Ahmet Bey oluşan gerginliği dağıtmak için yanında getirdiği müzik çaların başlatma tuşuna bastı. Hafif bir müzik çalmaya başladığında kalplerde yumuşamaya başladı. Her şey o an daha güzel görünüyordu. Yıldızlar daha parlak, ay daha umut vericiydi. Ortamın sihirli havası üçünüde sarmıştı.
Nimbars'ın kendi gezegenindeki dinlediği müziklerden farklıydı. Daha duygu yüklüydü. Güneş'e baktığında gözlerinin kapalı olduğunu gördü. Dudakları çalan müziğin sözlerine eşlik ediyordu. Parmakları dizinin üzerine hafif vurarak bir ritim oluşturuyordu. Ahmet Bey kumların üzerine uzanmış, elleri başının altında yıldızları izliyordu. İnsanlar garipti, her şeyleriyle mükemmeldiler.
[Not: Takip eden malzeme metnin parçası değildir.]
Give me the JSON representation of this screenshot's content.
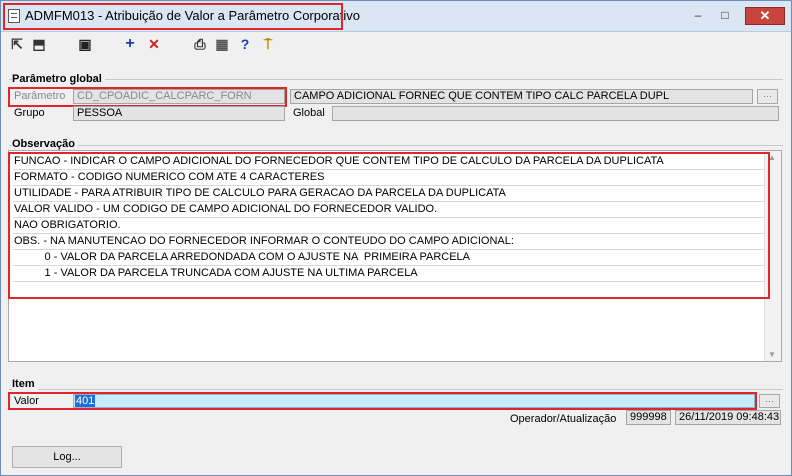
{
  "window": {
    "title": "ADMFM013 - Atribuição de Valor a Parâmetro Corporativo",
    "minimize": "–",
    "maximize": "□",
    "close": "✕"
  },
  "toolbar": {
    "nav_prev": "⇱",
    "nav_next": "⬒",
    "save": "▣",
    "add": "+",
    "delete": "✕",
    "print": "⎙",
    "calc": "▦",
    "help": "?",
    "exit": "⍑"
  },
  "parametro_global": {
    "group_title": "Parâmetro global",
    "parametro_label": "Parâmetro",
    "parametro_value": "CD_CPOADIC_CALCPARC_FORN",
    "descricao_value": "CAMPO ADICIONAL FORNEC QUE CONTEM TIPO CALC PARCELA DUPL",
    "grupo_label": "Grupo",
    "grupo_value": "PESSOA",
    "global_label": "Global",
    "global_value": ""
  },
  "observacao": {
    "group_title": "Observação",
    "lines": [
      "FUNCAO - INDICAR O CAMPO ADICIONAL DO FORNECEDOR QUE CONTEM TIPO DE CALCULO DA PARCELA DA DUPLICATA",
      "FORMATO - CODIGO NUMERICO COM ATE 4 CARACTERES",
      "UTILIDADE - PARA ATRIBUIR TIPO DE CALCULO PARA GERACAO DA PARCELA DA DUPLICATA",
      "VALOR VALIDO - UM CODIGO DE CAMPO ADICIONAL DO FORNECEDOR VALIDO.",
      "NAO OBRIGATORIO.",
      "OBS. - NA MANUTENCAO DO FORNECEDOR INFORMAR O CONTEUDO DO CAMPO ADICIONAL:",
      "          0 - VALOR DA PARCELA ARREDONDADA COM O AJUSTE NA  PRIMEIRA PARCELA",
      "          1 - VALOR DA PARCELA TRUNCADA COM AJUSTE NA ULTIMA PARCELA"
    ]
  },
  "item": {
    "group_title": "Item",
    "valor_label": "Valor",
    "valor_value": "401",
    "operador_label": "Operador/Atualização",
    "operador_value": "999998",
    "atualizacao_value": "26/11/2019 09:48:43"
  },
  "log_button": "Log...",
  "colors": {
    "highlight_border": "#e0262b",
    "valor_bg": "#c8ecfb",
    "selection": "#1e6fd9"
  }
}
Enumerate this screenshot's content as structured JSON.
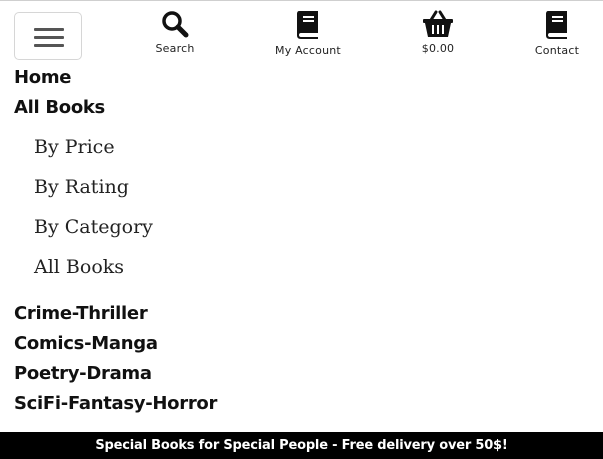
{
  "toolbar": {
    "menu_icon": "hamburger-icon",
    "search": {
      "label": "Search",
      "icon": "search-icon"
    },
    "account": {
      "label": "My Account",
      "icon": "book-icon"
    },
    "basket": {
      "label": "$0.00",
      "icon": "basket-icon"
    },
    "contact": {
      "label": "Contact",
      "icon": "book-icon"
    }
  },
  "nav": {
    "home": "Home",
    "all_books": "All Books",
    "submenu": [
      "By Price",
      "By Rating",
      "By Category",
      "All Books"
    ],
    "categories": [
      "Crime-Thriller",
      "Comics-Manga",
      "Poetry-Drama",
      "SciFi-Fantasy-Horror"
    ]
  },
  "banner": "Special Books for Special People - Free delivery over 50$!",
  "colors": {
    "footer_bg": "#000000",
    "footer_text": "#ffffff",
    "text": "#111111"
  }
}
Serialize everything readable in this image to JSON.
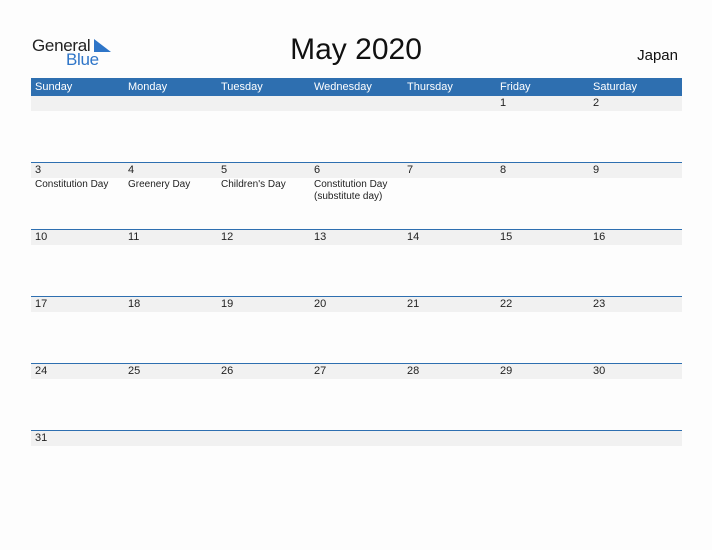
{
  "logo": {
    "word1": "General",
    "word2": "Blue"
  },
  "title": "May 2020",
  "country": "Japan",
  "colors": {
    "header_bg": "#2e6fb0",
    "logo_blue": "#2e75c8",
    "day_bar": "#f1f1f1"
  },
  "weekdays": [
    "Sunday",
    "Monday",
    "Tuesday",
    "Wednesday",
    "Thursday",
    "Friday",
    "Saturday"
  ],
  "weeks": [
    [
      {
        "day": "",
        "holiday": ""
      },
      {
        "day": "",
        "holiday": ""
      },
      {
        "day": "",
        "holiday": ""
      },
      {
        "day": "",
        "holiday": ""
      },
      {
        "day": "",
        "holiday": ""
      },
      {
        "day": "1",
        "holiday": ""
      },
      {
        "day": "2",
        "holiday": ""
      }
    ],
    [
      {
        "day": "3",
        "holiday": "Constitution Day"
      },
      {
        "day": "4",
        "holiday": "Greenery Day"
      },
      {
        "day": "5",
        "holiday": "Children's Day"
      },
      {
        "day": "6",
        "holiday": "Constitution Day (substitute day)"
      },
      {
        "day": "7",
        "holiday": ""
      },
      {
        "day": "8",
        "holiday": ""
      },
      {
        "day": "9",
        "holiday": ""
      }
    ],
    [
      {
        "day": "10",
        "holiday": ""
      },
      {
        "day": "11",
        "holiday": ""
      },
      {
        "day": "12",
        "holiday": ""
      },
      {
        "day": "13",
        "holiday": ""
      },
      {
        "day": "14",
        "holiday": ""
      },
      {
        "day": "15",
        "holiday": ""
      },
      {
        "day": "16",
        "holiday": ""
      }
    ],
    [
      {
        "day": "17",
        "holiday": ""
      },
      {
        "day": "18",
        "holiday": ""
      },
      {
        "day": "19",
        "holiday": ""
      },
      {
        "day": "20",
        "holiday": ""
      },
      {
        "day": "21",
        "holiday": ""
      },
      {
        "day": "22",
        "holiday": ""
      },
      {
        "day": "23",
        "holiday": ""
      }
    ],
    [
      {
        "day": "24",
        "holiday": ""
      },
      {
        "day": "25",
        "holiday": ""
      },
      {
        "day": "26",
        "holiday": ""
      },
      {
        "day": "27",
        "holiday": ""
      },
      {
        "day": "28",
        "holiday": ""
      },
      {
        "day": "29",
        "holiday": ""
      },
      {
        "day": "30",
        "holiday": ""
      }
    ],
    [
      {
        "day": "31",
        "holiday": ""
      },
      {
        "day": "",
        "holiday": ""
      },
      {
        "day": "",
        "holiday": ""
      },
      {
        "day": "",
        "holiday": ""
      },
      {
        "day": "",
        "holiday": ""
      },
      {
        "day": "",
        "holiday": ""
      },
      {
        "day": "",
        "holiday": ""
      }
    ]
  ]
}
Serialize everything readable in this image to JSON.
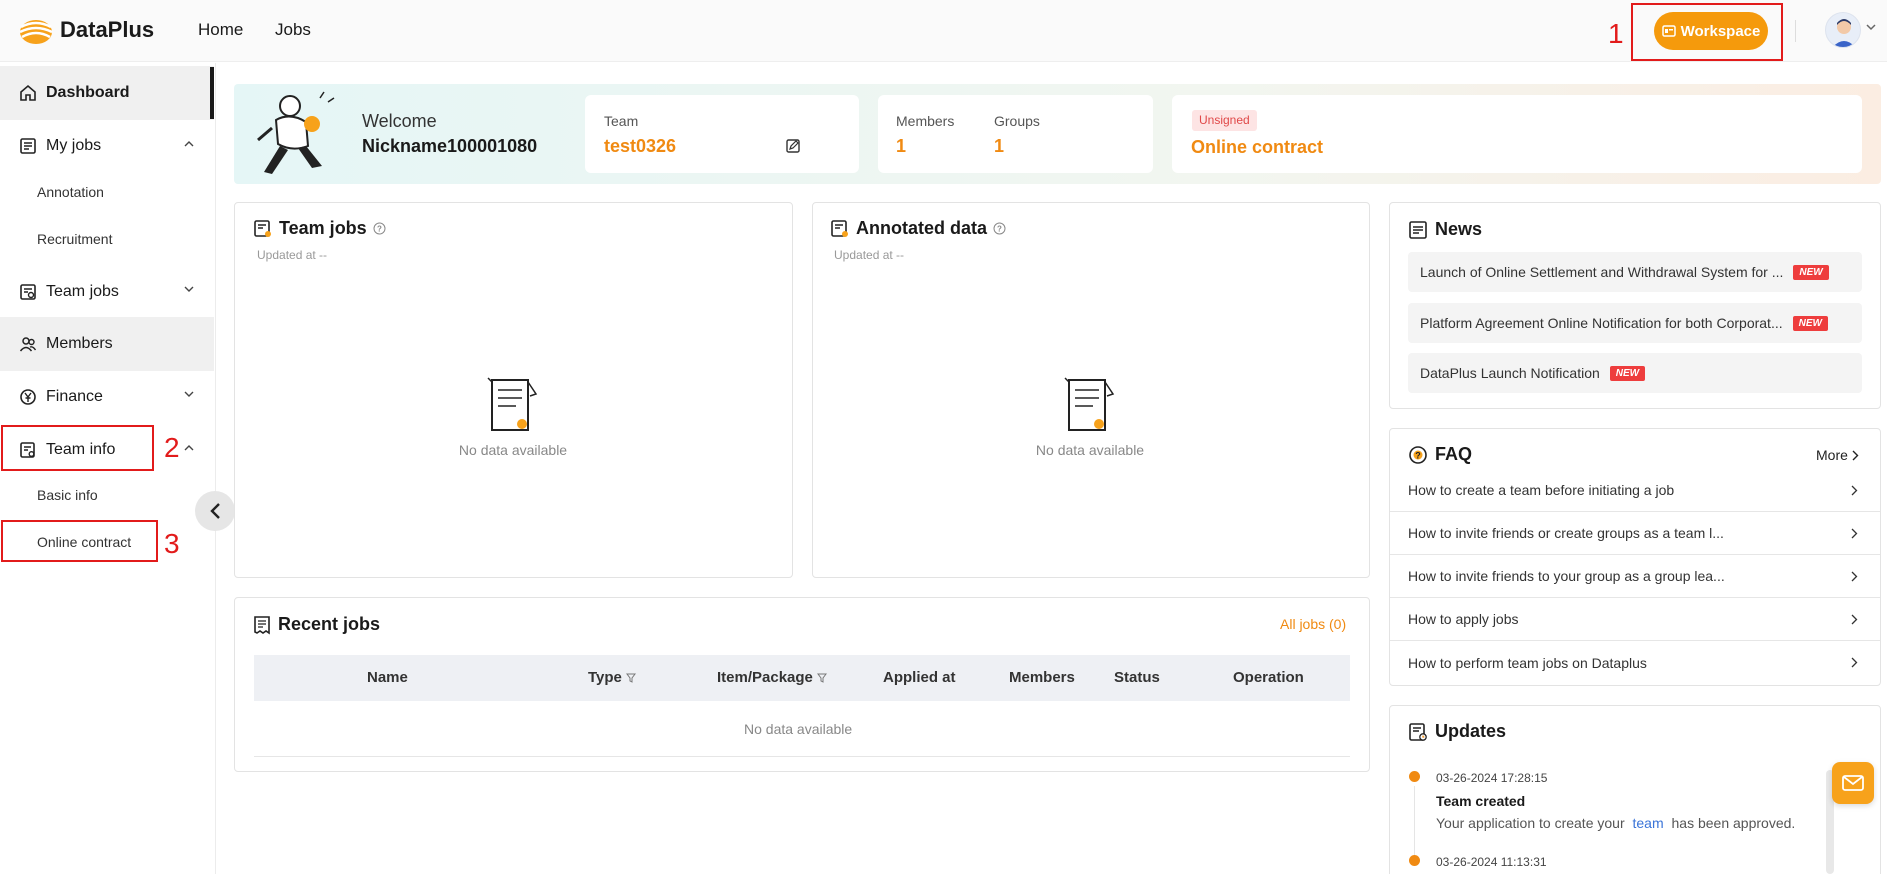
{
  "header": {
    "logo_text": "DataPlus",
    "nav": [
      {
        "label": "Home"
      },
      {
        "label": "Jobs"
      }
    ],
    "workspace_label": "Workspace"
  },
  "annotations": [
    "1",
    "2",
    "3"
  ],
  "sidebar": {
    "dashboard": "Dashboard",
    "my_jobs": "My jobs",
    "my_jobs_children": [
      "Annotation",
      "Recruitment"
    ],
    "team_jobs": "Team jobs",
    "members": "Members",
    "finance": "Finance",
    "team_info": "Team info",
    "team_info_children": [
      "Basic info",
      "Online contract"
    ]
  },
  "banner": {
    "welcome": "Welcome",
    "nickname": "Nickname100001080",
    "team_label": "Team",
    "team_value": "test0326",
    "members_label": "Members",
    "members_value": "1",
    "groups_label": "Groups",
    "groups_value": "1",
    "contract_badge": "Unsigned",
    "contract_label": "Online contract"
  },
  "team_jobs_panel": {
    "title": "Team jobs",
    "updated": "Updated at --",
    "empty": "No data available"
  },
  "annotated_panel": {
    "title": "Annotated data",
    "updated": "Updated at --",
    "empty": "No data available"
  },
  "recent_jobs": {
    "title": "Recent jobs",
    "all_link": "All jobs (0)",
    "columns": [
      "Name",
      "Type",
      "Item/Package",
      "Applied at",
      "Members",
      "Status",
      "Operation"
    ],
    "empty": "No data available"
  },
  "news": {
    "title": "News",
    "items": [
      {
        "text": "Launch of Online Settlement and Withdrawal System for ...",
        "badge": "NEW"
      },
      {
        "text": "Platform Agreement Online Notification for both Corporat...",
        "badge": "NEW"
      },
      {
        "text": "DataPlus Launch Notification",
        "badge": "NEW"
      }
    ]
  },
  "faq": {
    "title": "FAQ",
    "more": "More",
    "items": [
      "How to create a team before initiating a job",
      "How to invite friends or create groups as a team l...",
      "How to invite friends to your group as a group lea...",
      "How to apply jobs",
      "How to perform team jobs on Dataplus"
    ]
  },
  "updates": {
    "title": "Updates",
    "entries": [
      {
        "time": "03-26-2024 17:28:15",
        "title": "Team created",
        "desc_before": "Your application to create your",
        "desc_link": "team",
        "desc_after": "has been approved."
      },
      {
        "time": "03-26-2024 11:13:31"
      }
    ]
  },
  "colors": {
    "accent": "#f08a12",
    "workspace": "#f59a0c",
    "annotation": "#e21b1b",
    "new_badge": "#ee3d3d"
  }
}
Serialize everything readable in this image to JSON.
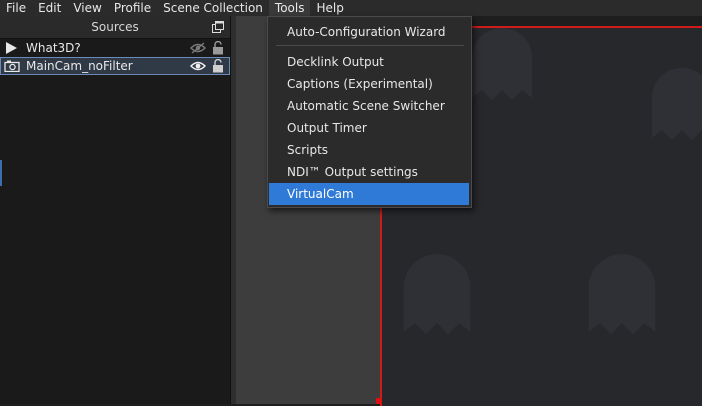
{
  "menubar": {
    "items": [
      {
        "label": "File"
      },
      {
        "label": "Edit"
      },
      {
        "label": "View"
      },
      {
        "label": "Profile"
      },
      {
        "label": "Scene Collection"
      },
      {
        "label": "Tools"
      },
      {
        "label": "Help"
      }
    ]
  },
  "sources": {
    "title": "Sources",
    "items": [
      {
        "label": "What3D?",
        "type_icon": "play-icon",
        "visibility_icon": "eye-hidden-icon",
        "lock_icon": "unlocked-icon"
      },
      {
        "label": "MainCam_noFilter",
        "type_icon": "camera-icon",
        "visibility_icon": "eye-icon",
        "lock_icon": "unlocked-icon",
        "selected": true
      }
    ]
  },
  "tools_menu": {
    "items": [
      {
        "label": "Auto-Configuration Wizard"
      },
      {
        "label": "Decklink Output"
      },
      {
        "label": "Captions (Experimental)"
      },
      {
        "label": "Automatic Scene Switcher"
      },
      {
        "label": "Output Timer"
      },
      {
        "label": "Scripts"
      },
      {
        "label": "NDI™ Output settings"
      },
      {
        "label": "VirtualCam",
        "highlighted": true
      }
    ]
  },
  "colors": {
    "highlight": "#2f7ad6",
    "preview_border": "#d11a1a",
    "panel_bg": "#1a1a1a",
    "selected_row": "#2f3a46"
  }
}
Nimbars sadece kalbinden gelenleri yapmak istiyordu. Güneş'e sarılıp öylece kalmak istiyordu. Aynısını Gözyaşı Diyarı'nda yapsa sorun olmazdı ama Güneş'in ne tepki vereceğini bilmiyordu.
Güneş, Nimbars'a bakıp gülümsedi. Ona her baktığında kalbi hüzünlüydü ama aynı zamanda bu mutluluk veriyordu. Nimbars, Güneş'i belinden tutup oturduğu yumuşacık kumların üzerinde kendine doğru çekti. Güneş onun bu yaptığına karşı koymadı. ''Sana sarılmak istiyorum Güneş. Nedenini sorma sadece izin ver.''
Güneş bu sözler karşısında biraz afalladı. Nasıl bu kadar rahatça söyleyebilmişti ki? Dahası kendisi de ona hayır diyememişti. İçinde garip bir his vardı. Bu yaptığı doğru değildi ama kalbine söz geçirmek gittikçe zorlaşıyordu. Nimbars beline kollarını dolayıp, göğsünü sırtına dayadığında buna engel olmadı ve başını geri doğru Nimbars'ın omzuna dayadı.
İçindeki ses ona durmadan bu yaptığının yanlış olduğunu söylüyordu. Birkaç gündür tanıdığı biriyle bu kadar samimi olması doğru değildi ama kalbi kendi bildiğini yapmaya devam ediyordu. ''Kıraç, ben yani bu yaptığımız doğru değil.'' Sesi fısıltı halinde çıkmıştı ama Nimbars duymuştu.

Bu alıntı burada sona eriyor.